Monday, February 8, 2010

1946- "Make Mine Music"


Make Mine Music is an animated feature produced by Walt Disney and released to theatres by RKO Radio Pictures on August 15, 1946. It is the eighth animated feature in the Walt Disney Animated Classics series.
During the Second World War, much of Walt Disney's staff was drafted into the army, and those that remained were called upon by the U.S. government to make training and propaganda films. As a result, the studio was littered with unfinished story ideas. In order to keep the feature film division alive during this difficult time, the studio released six package films including this one, made up of various unrelated segments set to music. This is the third package film, following Saludos Amigos and The Three Caballeros.
The film was entered into the 1946 Cannes Film Festival.

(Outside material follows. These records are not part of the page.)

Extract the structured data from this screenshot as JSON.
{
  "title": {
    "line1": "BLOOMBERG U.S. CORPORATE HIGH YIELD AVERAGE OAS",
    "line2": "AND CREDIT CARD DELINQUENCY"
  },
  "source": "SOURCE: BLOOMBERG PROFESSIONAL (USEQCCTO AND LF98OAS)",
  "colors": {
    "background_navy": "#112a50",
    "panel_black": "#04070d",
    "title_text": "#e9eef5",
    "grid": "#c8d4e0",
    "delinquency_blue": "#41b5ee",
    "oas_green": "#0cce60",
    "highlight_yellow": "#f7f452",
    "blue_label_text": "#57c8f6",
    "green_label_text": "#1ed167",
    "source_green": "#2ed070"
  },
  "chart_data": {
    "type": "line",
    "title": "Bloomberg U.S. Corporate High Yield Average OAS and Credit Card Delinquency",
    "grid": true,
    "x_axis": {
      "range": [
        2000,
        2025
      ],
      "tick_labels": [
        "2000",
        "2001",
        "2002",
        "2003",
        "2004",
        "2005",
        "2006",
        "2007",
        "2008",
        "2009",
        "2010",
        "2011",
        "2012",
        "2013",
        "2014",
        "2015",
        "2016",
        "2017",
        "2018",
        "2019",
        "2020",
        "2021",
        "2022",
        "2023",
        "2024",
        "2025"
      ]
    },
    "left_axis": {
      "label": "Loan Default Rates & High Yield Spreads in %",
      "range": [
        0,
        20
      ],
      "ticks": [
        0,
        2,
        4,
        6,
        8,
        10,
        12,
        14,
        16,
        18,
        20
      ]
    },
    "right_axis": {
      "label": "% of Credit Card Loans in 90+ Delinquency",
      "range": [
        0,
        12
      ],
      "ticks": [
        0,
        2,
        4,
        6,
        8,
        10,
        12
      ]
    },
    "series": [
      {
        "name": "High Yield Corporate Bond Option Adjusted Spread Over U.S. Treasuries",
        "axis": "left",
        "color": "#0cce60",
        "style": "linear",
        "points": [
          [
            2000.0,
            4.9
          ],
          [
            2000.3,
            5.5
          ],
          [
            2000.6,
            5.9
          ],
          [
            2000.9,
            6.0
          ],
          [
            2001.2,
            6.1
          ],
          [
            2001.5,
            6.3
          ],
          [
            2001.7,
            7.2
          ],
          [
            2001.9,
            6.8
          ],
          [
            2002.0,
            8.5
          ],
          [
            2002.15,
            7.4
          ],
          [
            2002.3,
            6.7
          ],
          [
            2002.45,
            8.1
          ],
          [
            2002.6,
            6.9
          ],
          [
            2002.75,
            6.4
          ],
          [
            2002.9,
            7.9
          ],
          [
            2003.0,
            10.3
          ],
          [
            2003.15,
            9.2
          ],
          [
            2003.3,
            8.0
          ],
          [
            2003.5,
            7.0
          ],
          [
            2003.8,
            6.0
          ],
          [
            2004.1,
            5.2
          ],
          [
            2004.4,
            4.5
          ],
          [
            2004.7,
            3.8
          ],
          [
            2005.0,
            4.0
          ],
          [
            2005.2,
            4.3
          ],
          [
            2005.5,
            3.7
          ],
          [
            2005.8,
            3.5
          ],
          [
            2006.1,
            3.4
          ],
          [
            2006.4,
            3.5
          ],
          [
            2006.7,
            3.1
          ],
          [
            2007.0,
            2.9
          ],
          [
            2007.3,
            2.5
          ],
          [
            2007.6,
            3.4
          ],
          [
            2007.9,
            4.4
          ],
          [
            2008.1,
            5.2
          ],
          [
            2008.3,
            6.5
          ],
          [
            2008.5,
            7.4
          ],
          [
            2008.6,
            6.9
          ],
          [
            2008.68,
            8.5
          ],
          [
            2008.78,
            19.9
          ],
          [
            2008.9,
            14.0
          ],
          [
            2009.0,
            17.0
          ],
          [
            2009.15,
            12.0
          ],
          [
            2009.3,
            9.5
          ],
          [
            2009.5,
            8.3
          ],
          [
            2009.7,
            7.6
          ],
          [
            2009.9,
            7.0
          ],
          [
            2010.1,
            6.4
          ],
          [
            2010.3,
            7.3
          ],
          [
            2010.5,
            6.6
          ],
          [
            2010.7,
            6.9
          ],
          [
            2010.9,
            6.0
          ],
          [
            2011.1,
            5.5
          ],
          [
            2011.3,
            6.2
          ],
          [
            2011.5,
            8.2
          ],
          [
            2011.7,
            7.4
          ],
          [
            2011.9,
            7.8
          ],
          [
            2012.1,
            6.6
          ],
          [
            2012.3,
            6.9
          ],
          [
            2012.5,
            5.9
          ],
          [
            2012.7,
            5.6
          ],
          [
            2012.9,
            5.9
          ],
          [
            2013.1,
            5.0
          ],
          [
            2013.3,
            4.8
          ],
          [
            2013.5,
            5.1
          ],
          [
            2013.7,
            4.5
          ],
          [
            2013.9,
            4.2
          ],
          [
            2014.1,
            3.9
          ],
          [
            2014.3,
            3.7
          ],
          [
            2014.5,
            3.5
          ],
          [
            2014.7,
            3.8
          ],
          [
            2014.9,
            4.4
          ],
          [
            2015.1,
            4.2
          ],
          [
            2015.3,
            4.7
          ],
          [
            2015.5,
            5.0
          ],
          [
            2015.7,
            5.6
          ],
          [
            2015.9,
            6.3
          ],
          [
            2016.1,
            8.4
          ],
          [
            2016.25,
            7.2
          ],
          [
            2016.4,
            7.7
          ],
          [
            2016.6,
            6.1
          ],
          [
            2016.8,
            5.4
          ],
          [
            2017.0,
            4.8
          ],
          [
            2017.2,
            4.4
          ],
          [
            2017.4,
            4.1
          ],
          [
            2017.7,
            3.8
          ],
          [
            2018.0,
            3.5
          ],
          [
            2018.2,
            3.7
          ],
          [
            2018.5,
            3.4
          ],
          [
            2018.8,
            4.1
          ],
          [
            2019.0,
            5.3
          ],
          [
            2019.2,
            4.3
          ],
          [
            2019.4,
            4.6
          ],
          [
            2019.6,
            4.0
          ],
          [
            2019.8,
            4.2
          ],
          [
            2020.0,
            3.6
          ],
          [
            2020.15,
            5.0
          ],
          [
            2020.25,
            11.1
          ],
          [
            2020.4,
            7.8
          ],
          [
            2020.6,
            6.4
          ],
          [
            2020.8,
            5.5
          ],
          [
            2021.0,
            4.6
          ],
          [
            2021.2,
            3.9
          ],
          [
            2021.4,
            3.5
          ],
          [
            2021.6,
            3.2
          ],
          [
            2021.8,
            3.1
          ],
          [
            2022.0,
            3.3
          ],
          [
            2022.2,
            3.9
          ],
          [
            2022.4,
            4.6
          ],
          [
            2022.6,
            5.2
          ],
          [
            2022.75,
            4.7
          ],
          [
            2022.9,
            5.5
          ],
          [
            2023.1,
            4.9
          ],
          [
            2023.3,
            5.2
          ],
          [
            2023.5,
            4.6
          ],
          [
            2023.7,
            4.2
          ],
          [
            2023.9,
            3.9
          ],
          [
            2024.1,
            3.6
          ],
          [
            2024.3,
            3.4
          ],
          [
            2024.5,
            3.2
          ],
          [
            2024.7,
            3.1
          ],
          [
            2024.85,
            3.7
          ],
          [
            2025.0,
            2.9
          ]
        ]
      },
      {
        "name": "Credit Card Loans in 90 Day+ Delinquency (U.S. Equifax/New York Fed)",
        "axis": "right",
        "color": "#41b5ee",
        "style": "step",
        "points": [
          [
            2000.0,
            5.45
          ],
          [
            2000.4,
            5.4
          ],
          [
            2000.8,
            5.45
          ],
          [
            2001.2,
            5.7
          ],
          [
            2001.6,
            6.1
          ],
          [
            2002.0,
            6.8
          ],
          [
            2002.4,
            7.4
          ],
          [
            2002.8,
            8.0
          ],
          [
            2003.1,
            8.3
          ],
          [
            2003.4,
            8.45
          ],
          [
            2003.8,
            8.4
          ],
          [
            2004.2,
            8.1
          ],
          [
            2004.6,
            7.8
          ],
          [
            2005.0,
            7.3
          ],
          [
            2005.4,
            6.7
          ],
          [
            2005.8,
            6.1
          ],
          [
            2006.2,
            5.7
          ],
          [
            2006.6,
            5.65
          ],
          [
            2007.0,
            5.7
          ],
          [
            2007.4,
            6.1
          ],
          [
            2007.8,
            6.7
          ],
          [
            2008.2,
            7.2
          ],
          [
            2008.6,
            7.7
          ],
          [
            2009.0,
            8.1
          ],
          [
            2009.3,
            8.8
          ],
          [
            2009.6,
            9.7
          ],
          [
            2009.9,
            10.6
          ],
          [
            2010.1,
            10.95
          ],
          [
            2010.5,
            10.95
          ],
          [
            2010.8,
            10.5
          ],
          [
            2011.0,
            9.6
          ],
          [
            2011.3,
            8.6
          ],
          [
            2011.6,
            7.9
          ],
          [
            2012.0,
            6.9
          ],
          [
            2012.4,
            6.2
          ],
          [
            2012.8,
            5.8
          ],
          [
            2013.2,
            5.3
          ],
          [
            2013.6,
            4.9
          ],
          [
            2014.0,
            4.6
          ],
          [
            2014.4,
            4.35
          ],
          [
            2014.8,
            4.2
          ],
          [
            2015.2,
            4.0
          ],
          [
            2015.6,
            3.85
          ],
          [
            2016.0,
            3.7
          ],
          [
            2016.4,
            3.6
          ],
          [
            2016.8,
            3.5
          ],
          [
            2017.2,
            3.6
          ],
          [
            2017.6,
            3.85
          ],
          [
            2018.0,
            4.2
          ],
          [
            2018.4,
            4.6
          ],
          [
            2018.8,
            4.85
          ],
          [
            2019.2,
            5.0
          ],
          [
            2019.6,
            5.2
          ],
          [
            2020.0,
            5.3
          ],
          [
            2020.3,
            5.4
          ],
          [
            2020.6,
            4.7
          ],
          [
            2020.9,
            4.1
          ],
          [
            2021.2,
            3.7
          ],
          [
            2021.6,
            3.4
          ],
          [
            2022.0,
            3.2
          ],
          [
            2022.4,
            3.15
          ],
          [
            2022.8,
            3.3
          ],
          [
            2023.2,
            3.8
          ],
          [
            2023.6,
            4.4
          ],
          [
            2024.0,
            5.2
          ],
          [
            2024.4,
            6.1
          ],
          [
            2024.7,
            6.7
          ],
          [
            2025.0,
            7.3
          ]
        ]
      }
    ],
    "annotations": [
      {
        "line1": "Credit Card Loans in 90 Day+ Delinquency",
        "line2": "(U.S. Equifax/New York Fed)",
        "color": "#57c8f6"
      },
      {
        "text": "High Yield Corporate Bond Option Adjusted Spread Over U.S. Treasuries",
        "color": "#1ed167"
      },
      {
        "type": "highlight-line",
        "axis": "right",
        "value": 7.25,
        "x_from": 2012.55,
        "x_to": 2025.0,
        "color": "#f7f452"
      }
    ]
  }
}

This particular film has ten such segments:
"The Martins and the Coys" features popular radio vocal group, King's Men singing the story of a Hatfields and McCoys-style feud in the mountains broken up when two young people from each side fall in love. This segment was later cut from the film's video release due to comic gunplay.
"Blue Bayou" features animation originally intended for Fantasia using the Debussy musical composition Clair de Lune.
"All the Cats Join In" is one of two segments to which Benny Goodman contributed. An innovative shot in which a pencil draws the action as it is happening, and in which 1940s teens are swept away by popular music.
"Without You" is a ballad of lost love, sung by Andy Russell.
"Casey at the Ba"t features Jerry Colonna, reciting the famous poem by Ernest Thayer, about the arrogant ballplayer whose cockiness was his undoing.
"Two Silhouettes" features two live-action ballet dancers, David Lichine and Tania Riabouchinskaya, moving in silhouette with animated backgrounds and characters. Dinah Shore sings the title song.
"Peter and the Wolf" is an animated dramatization of the 1936 musical composition by Sergei Prokofiev, with narration by actor Sterling Holloway. A Russian boy named Peter sets off into the forest to hunt the wolf with his animal friends: a bird named Sasha, a duck named Sonia, and a cat named Ivan.
"After You've Gone" again features Benny Goodman and his orchestra as four anthropomorphized instruments parade through a musical playground.
"Johnny Fedora and Alice Blue Bonnett" tells the romantic story of two hats who fall in love in a department store window. When Alice is sold, Johnny devotes himself to finding her again. The Andrews Sisters provide the vocals.
"The Whale Who Wanted To Sing At the Met" is the bittersweet finale about a Sperm Whale with incredible musical talent and his dreams of singing Grand Opera. But short-sighted impressario Tetti-Tatti believes that the whale has simply swallowed an opera singer, and chases him with a harpoon. Nelson Eddy narrates and performs all the voices in this segment. As Willie the Whale, Eddy sings all three male voices in the first part of the Sextet from Donizetti's opera, Lucia di Lammermoor. In the end Willie is harpooned and killed, but the narrator softens the blow by telling the viewers that he sings on in heaven- Information from wikiepedia.com

Make Mine Music is pretty much the same concept of Fantasia, except it used lyrics along with the music. Peter and the Wolf was one of my favorite cartoons. I really enjoyed all the songs in this film and would love a copy of the soundtrack.